Another great article by City Journal....my favorite to share.
You could be talking about Michigan....except for the fire ants, but the pols make up for them by biting the public with taxes every chance they can...and crazy governors like Gandholm...she was not out of character at the convention....but then we have ice starms and blizzards too.
You California and Yankee folks thinking on moving to Texas.

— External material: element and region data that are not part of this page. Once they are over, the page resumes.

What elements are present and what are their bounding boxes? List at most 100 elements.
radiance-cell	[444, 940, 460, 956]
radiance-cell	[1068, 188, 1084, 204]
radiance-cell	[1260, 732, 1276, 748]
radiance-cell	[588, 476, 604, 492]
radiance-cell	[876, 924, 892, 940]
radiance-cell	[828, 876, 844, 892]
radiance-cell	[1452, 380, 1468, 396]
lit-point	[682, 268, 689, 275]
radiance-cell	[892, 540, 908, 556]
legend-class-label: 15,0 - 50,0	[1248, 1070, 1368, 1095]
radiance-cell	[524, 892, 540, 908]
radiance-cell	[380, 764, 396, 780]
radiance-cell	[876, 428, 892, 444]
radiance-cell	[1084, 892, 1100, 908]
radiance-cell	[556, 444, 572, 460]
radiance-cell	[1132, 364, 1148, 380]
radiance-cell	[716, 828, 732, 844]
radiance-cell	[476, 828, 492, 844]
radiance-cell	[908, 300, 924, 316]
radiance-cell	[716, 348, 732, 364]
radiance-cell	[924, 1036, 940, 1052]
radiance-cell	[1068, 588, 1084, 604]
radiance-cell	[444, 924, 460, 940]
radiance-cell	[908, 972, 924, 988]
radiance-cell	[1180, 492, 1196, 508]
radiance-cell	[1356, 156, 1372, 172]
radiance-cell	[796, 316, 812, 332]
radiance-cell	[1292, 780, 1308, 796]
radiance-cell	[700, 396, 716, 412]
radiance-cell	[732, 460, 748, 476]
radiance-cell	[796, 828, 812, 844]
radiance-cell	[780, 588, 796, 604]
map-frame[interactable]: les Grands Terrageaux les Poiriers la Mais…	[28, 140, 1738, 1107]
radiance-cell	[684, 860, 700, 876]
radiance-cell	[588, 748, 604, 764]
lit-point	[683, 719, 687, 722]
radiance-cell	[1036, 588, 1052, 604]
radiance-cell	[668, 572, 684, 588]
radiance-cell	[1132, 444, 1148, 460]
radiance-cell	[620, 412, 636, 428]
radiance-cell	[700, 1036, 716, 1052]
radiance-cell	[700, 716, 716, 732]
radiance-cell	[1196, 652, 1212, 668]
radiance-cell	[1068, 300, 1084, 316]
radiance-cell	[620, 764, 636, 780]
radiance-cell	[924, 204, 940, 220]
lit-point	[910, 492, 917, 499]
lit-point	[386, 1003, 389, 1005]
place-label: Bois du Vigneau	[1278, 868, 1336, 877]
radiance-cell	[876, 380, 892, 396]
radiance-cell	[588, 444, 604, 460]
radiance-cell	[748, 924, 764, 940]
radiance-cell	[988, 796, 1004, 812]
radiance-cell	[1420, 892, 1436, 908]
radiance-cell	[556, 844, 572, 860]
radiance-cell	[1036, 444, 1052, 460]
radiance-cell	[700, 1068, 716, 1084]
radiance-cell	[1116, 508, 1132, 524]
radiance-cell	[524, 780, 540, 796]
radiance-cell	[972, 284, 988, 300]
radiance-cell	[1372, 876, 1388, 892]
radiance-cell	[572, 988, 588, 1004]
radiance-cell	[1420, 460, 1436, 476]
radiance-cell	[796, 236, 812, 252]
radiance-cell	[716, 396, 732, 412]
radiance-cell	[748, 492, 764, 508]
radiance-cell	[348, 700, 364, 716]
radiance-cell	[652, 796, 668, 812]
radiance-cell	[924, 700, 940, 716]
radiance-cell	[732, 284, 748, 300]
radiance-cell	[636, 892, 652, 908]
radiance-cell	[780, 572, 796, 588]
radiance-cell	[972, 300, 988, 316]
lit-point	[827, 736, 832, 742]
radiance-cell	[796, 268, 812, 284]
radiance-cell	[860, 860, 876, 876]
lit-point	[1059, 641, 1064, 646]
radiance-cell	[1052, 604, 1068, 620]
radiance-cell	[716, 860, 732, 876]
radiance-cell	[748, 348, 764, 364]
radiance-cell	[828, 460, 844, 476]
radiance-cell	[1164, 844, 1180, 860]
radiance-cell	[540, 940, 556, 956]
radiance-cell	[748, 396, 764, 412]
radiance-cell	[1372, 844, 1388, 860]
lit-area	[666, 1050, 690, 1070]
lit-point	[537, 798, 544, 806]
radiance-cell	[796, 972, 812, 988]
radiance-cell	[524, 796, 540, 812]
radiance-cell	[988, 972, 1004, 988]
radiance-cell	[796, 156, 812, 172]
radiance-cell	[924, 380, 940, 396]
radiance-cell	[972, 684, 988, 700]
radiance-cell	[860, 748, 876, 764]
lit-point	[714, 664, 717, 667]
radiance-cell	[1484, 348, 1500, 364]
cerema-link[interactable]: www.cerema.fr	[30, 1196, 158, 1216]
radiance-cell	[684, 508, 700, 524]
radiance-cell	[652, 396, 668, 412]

Wait a minute,there are some bad issues in the state of Texas: we have tornadoes every spring and hail storms a lot of spring and summers, it’s a red state, with conservatives everywhere except in the state capitol which has more than enough unrepentant democrats lurking in the shadows, there are black widows, tarantulas, brown recluse spiders, rattlesnakes, scorpions, ticks, chiggers, mosquitoes with WEST NILE virus,fire ants, we have the death penalty for killers, pickups that have full gun racks, it’s a right to work state with very low unemployment benefits, the Federal Govt is always suing us because we believe in the Constitution, we pay property taxes so you never “own” your home and sales taxes, it’s hot in the summer, it takes 10 hours to drive across the whole state, north to south or east to west, our legislature only threatens us every 2 years whether it’s Dumblicans or Republicrats; So, help me out here fellow Texicans, it’s getting crowded on the morning commutes.
Interesting that the most Democrat, political machine controlled areas and the centers of the welfare state are the most poor and violent.